I know there is a AWS plugin for elasticsearch for storing the backups. Is there any plugin for Google Cloud Storage? Is is possible to do that?

If any of those alternatives above are not possible, is there any other recommended strategy for backing-up my data?

Ryan
  • 2,512
  • 1
  • 13
  • 20
Edmar Miyake
  • 12,047
  • 3
  • 37
  • 38
  • Any updates on this @Edmar Miyake? Did you figure out a way to backup ES on GCE? – chrishiestand May 03 '15 at 09:41
  • 1
    I found that this is a feature currently scheduled to be supported in elasticsearch-cloud-gce 2.5.1 (the next release of the plugin) github.com/elastic/elasticsearch-cloud-gce/issues/11 – chrishiestand May 04 '15 at 02:25
  • @chrishiestand Unfortunately I ended up using Amazon S3. It's nonsense since Amazon and GCE are competitors. – Edmar Miyake May 06 '15 at 19:26

3 Answers3

2

Elasticsearch now has a plugin for Google Cloud Storage, so this is natively supported.

Will Hayworth
  • 1,272
  • 10
  • 22
0

You may be able to use the S3 plugin with Google Cloud Storage by way of interoperability. See this page for more details.

Alternatively, you can just create a normal backup in the filesystem then upload it to cloud storage using gsutil.

Jon Wayne Parrott
  • 1,341
  • 10
  • 18
  • Thanks for your suggestion. I understand the interoperability between S3 and GCS. But It doesn't necessary mean that elasticsearch is interopable with GCS by using Amazon S3 plugin for elastic search. By normal backup you mean creating a disk snapshot? That would make me create a backup for every elasticsearch node I have, right? – Edmar Miyake Feb 04 '15 at 19:22
  • 1
    @EdmarMiyake not so much a full disk snapshot, just do a normal, local filesystem backup with elasticsearch then copy that to cloud storage. Hopefully this is making sense, as I'm not overly familiar with how elasticsearch works. – Jon Wayne Parrott Feb 04 '15 at 20:05
0

I am having the same problem with my ES cluster (5 nodes) on Google Cloud.
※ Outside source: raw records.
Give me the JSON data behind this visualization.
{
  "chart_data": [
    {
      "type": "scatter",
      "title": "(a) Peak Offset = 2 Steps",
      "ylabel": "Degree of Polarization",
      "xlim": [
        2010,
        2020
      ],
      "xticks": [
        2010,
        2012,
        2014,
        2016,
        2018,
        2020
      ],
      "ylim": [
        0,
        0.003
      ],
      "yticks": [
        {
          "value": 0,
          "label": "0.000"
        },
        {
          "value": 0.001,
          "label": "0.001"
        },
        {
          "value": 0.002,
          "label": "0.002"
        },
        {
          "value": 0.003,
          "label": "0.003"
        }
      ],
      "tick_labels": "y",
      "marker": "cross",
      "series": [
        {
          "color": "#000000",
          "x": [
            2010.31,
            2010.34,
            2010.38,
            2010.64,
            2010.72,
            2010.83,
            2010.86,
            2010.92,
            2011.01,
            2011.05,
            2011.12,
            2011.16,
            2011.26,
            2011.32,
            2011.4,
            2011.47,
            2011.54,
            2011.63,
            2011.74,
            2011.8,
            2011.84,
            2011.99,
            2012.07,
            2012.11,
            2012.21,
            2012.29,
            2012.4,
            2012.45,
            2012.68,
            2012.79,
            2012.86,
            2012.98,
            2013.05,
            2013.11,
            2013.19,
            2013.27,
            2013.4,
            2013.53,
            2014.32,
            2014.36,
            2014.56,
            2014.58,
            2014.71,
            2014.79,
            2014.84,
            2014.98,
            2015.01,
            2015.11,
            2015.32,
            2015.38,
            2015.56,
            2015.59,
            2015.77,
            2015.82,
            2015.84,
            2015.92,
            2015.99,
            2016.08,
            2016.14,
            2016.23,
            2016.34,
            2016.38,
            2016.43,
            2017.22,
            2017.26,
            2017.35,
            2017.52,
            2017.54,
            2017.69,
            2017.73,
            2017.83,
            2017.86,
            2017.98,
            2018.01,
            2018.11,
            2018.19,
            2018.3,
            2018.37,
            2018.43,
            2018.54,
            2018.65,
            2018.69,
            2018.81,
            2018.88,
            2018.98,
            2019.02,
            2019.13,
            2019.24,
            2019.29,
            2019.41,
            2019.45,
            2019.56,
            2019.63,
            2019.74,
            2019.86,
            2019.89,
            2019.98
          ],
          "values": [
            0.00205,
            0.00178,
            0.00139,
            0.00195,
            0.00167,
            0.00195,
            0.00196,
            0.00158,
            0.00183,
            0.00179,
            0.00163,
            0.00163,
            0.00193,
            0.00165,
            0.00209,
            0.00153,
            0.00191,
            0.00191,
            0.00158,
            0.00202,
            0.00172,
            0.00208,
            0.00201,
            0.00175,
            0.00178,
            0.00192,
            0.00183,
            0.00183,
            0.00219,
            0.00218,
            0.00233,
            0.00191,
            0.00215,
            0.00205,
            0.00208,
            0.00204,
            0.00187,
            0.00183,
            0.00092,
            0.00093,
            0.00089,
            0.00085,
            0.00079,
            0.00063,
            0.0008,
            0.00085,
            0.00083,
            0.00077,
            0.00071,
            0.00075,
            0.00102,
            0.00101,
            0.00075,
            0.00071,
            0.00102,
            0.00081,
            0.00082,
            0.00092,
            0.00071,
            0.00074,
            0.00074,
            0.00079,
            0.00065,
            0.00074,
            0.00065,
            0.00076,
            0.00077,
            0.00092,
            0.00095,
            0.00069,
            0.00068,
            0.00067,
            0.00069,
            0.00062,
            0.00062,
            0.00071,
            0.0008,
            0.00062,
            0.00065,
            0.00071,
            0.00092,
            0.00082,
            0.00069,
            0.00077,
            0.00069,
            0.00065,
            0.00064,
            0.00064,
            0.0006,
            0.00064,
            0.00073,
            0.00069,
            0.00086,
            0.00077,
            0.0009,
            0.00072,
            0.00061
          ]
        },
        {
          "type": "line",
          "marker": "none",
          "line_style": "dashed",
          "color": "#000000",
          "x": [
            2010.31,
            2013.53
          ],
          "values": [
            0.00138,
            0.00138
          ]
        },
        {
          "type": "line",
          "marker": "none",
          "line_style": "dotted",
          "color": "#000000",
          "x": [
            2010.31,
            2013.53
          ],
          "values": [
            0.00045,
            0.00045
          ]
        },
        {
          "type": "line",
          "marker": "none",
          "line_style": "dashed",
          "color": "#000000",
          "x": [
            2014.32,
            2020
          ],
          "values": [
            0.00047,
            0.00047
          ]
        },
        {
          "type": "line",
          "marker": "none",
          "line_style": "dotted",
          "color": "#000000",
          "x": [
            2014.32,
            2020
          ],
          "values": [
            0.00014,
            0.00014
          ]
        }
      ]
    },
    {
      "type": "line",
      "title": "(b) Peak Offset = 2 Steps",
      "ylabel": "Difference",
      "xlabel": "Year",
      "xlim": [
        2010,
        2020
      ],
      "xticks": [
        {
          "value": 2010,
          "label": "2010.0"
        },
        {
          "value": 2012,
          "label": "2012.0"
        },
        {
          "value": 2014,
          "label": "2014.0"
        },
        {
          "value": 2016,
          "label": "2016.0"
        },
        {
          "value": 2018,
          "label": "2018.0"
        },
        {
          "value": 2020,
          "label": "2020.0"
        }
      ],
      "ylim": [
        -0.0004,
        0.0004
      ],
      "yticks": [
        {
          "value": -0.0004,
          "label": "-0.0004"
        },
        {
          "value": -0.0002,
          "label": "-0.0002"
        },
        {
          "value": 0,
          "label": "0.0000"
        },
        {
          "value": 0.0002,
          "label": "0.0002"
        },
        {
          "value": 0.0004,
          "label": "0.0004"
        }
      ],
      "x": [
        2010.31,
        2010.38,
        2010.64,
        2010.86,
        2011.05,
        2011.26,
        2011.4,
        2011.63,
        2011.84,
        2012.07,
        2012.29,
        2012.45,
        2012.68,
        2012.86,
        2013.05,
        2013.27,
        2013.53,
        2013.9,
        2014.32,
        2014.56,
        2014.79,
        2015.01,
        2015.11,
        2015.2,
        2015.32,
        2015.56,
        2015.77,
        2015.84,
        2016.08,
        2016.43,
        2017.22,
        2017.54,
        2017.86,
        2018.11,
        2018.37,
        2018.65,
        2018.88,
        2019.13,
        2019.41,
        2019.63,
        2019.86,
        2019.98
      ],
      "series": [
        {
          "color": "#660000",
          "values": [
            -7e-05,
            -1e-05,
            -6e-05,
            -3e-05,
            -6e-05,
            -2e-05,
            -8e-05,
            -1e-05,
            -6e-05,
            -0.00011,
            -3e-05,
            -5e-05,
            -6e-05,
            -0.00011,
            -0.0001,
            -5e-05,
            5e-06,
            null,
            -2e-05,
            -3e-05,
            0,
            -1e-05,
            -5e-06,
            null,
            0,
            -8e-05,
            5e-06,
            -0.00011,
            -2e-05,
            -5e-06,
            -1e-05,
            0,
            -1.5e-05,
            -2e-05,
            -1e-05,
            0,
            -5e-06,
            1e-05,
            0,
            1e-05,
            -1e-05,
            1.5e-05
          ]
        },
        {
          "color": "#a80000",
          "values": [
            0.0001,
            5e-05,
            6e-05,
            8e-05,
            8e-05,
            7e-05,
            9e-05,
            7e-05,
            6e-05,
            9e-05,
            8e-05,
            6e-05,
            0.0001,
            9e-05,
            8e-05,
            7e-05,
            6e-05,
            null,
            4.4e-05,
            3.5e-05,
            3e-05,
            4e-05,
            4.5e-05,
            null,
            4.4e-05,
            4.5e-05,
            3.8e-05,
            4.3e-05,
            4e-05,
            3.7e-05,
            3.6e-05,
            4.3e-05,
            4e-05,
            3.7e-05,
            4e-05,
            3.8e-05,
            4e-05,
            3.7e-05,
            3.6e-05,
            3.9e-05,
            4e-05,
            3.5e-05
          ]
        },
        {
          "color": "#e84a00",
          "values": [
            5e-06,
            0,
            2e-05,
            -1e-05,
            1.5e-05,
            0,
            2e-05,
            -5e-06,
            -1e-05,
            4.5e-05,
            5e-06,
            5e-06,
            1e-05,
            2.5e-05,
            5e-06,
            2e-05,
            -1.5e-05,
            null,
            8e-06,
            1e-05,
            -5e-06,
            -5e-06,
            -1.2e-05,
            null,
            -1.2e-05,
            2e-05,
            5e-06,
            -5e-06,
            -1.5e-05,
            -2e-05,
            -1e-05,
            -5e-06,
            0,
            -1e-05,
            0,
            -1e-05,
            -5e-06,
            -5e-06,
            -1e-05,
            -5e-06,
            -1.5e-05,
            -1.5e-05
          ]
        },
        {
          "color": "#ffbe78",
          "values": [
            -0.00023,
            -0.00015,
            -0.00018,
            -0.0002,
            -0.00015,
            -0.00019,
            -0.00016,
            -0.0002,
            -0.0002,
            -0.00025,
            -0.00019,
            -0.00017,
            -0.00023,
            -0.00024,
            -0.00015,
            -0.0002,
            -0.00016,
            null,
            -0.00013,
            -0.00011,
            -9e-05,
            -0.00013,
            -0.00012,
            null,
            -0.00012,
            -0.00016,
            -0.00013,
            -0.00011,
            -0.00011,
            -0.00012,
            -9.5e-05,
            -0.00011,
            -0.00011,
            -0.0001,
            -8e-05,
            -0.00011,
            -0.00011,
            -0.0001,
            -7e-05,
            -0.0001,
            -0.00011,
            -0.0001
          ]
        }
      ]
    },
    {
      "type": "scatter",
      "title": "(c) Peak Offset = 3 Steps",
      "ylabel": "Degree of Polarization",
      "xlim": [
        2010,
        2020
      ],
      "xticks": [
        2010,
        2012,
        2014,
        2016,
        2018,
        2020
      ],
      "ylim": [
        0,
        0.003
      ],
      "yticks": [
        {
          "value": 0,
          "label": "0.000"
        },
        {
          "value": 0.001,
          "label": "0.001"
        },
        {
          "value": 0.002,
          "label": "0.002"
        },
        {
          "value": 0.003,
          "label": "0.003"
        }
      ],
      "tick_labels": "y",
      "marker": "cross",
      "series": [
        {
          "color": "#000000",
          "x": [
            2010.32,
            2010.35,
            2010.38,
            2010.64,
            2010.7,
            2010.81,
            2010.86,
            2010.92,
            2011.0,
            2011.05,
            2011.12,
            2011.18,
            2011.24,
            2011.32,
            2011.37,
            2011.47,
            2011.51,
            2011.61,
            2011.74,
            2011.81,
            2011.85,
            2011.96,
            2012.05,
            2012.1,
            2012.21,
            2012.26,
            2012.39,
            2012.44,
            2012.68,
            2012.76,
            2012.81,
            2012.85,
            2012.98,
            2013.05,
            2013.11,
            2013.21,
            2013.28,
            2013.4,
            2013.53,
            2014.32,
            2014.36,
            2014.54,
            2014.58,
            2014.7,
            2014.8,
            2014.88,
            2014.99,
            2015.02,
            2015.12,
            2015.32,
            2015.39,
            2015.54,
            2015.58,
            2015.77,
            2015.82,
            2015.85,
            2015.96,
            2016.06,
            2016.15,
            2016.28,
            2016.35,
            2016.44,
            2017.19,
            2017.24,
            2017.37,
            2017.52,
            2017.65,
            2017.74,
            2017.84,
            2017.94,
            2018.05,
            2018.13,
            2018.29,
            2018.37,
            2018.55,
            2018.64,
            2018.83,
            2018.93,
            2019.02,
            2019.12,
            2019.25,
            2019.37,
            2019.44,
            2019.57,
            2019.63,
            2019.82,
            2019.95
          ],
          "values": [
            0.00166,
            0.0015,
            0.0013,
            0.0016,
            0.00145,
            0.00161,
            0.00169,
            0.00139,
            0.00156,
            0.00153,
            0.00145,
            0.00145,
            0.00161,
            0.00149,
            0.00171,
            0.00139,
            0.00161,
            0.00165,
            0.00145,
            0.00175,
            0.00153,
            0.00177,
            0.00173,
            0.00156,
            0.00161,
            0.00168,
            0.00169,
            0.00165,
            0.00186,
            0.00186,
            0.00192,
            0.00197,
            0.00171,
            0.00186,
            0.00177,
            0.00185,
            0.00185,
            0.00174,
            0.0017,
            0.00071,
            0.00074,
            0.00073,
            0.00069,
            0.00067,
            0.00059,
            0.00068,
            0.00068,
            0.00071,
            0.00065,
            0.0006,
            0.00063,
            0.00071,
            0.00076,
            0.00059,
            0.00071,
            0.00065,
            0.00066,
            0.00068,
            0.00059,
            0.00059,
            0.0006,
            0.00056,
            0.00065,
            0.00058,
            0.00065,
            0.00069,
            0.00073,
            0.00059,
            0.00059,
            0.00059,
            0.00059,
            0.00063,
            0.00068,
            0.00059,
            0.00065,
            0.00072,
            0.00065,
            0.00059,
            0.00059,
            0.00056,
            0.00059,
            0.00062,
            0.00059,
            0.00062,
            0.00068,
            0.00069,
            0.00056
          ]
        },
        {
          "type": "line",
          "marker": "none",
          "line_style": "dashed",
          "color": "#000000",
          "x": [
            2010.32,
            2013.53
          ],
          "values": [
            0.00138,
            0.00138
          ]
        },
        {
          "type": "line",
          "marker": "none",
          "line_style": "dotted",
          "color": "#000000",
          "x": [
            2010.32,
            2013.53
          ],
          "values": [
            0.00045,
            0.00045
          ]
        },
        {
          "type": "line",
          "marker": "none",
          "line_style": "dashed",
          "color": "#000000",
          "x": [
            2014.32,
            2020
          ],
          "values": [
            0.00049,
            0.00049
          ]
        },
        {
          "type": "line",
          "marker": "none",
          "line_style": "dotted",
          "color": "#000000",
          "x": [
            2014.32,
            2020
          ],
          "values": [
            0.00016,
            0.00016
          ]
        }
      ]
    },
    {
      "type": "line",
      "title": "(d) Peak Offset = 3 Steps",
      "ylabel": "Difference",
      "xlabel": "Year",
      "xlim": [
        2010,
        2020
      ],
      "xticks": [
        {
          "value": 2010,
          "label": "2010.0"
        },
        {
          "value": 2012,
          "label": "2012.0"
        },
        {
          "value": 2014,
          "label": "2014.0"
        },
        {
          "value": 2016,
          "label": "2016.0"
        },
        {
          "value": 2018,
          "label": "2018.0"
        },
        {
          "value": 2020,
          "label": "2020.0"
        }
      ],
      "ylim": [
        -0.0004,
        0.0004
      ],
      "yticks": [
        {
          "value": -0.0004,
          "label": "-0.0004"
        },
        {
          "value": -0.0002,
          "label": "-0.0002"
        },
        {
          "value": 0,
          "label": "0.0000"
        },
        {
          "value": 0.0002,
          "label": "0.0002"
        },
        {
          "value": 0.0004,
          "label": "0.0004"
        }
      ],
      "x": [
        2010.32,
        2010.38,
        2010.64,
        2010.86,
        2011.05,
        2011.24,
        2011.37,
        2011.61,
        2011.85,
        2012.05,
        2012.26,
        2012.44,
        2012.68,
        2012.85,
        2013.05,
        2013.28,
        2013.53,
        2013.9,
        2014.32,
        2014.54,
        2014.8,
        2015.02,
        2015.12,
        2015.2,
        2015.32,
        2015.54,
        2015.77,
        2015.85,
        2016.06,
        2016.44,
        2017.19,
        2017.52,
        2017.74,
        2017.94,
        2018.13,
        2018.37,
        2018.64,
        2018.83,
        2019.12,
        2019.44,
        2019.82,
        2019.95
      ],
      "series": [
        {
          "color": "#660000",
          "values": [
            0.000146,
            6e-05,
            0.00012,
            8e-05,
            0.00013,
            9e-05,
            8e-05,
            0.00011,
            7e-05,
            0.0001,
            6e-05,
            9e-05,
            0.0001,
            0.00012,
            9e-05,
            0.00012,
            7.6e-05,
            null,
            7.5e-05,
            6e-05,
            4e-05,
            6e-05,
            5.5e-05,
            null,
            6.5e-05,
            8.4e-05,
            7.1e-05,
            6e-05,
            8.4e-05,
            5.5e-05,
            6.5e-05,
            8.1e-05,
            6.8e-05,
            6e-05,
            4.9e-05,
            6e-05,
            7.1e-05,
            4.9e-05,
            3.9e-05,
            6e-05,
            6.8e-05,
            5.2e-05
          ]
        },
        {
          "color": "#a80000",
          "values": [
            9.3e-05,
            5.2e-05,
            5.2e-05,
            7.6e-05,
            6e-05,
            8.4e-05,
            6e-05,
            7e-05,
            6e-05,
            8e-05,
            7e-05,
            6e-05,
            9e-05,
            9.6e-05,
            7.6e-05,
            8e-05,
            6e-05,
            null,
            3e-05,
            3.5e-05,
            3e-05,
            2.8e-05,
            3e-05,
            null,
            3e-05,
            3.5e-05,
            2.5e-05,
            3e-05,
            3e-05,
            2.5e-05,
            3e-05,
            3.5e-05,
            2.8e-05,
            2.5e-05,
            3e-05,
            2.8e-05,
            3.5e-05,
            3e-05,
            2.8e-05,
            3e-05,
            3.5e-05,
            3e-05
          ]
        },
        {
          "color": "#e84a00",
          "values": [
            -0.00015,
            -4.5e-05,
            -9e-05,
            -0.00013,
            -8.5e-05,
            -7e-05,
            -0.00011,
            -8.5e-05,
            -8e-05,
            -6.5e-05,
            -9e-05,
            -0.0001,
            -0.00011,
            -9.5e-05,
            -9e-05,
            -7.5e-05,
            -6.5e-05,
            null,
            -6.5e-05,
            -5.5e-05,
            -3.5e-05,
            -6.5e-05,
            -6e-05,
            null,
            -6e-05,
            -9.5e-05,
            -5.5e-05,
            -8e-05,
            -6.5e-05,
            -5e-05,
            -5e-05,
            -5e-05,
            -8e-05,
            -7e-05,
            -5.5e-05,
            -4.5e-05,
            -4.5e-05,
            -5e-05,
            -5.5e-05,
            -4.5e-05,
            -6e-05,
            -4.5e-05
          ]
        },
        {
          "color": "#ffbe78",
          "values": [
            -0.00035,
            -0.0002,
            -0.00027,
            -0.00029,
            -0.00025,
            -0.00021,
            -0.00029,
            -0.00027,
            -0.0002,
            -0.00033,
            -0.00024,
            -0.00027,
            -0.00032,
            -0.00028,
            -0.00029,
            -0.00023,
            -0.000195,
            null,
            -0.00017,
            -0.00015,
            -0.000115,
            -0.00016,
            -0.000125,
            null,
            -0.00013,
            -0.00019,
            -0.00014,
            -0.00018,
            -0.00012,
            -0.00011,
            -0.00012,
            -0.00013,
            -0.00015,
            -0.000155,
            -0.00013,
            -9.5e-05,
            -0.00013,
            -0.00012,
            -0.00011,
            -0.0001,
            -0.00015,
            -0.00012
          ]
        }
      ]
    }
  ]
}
We can't use local backups on the actual disk as Jon mentioned above since not every node has all the data in my case.

It seems to me that only way is to create a small machine with a large disk and mounting that disk as a shared drive on all 5 ES nodes I have in the same path so that we can use the "Shared filesystem" option.

fsamara
  • 66
  • 1
  • 3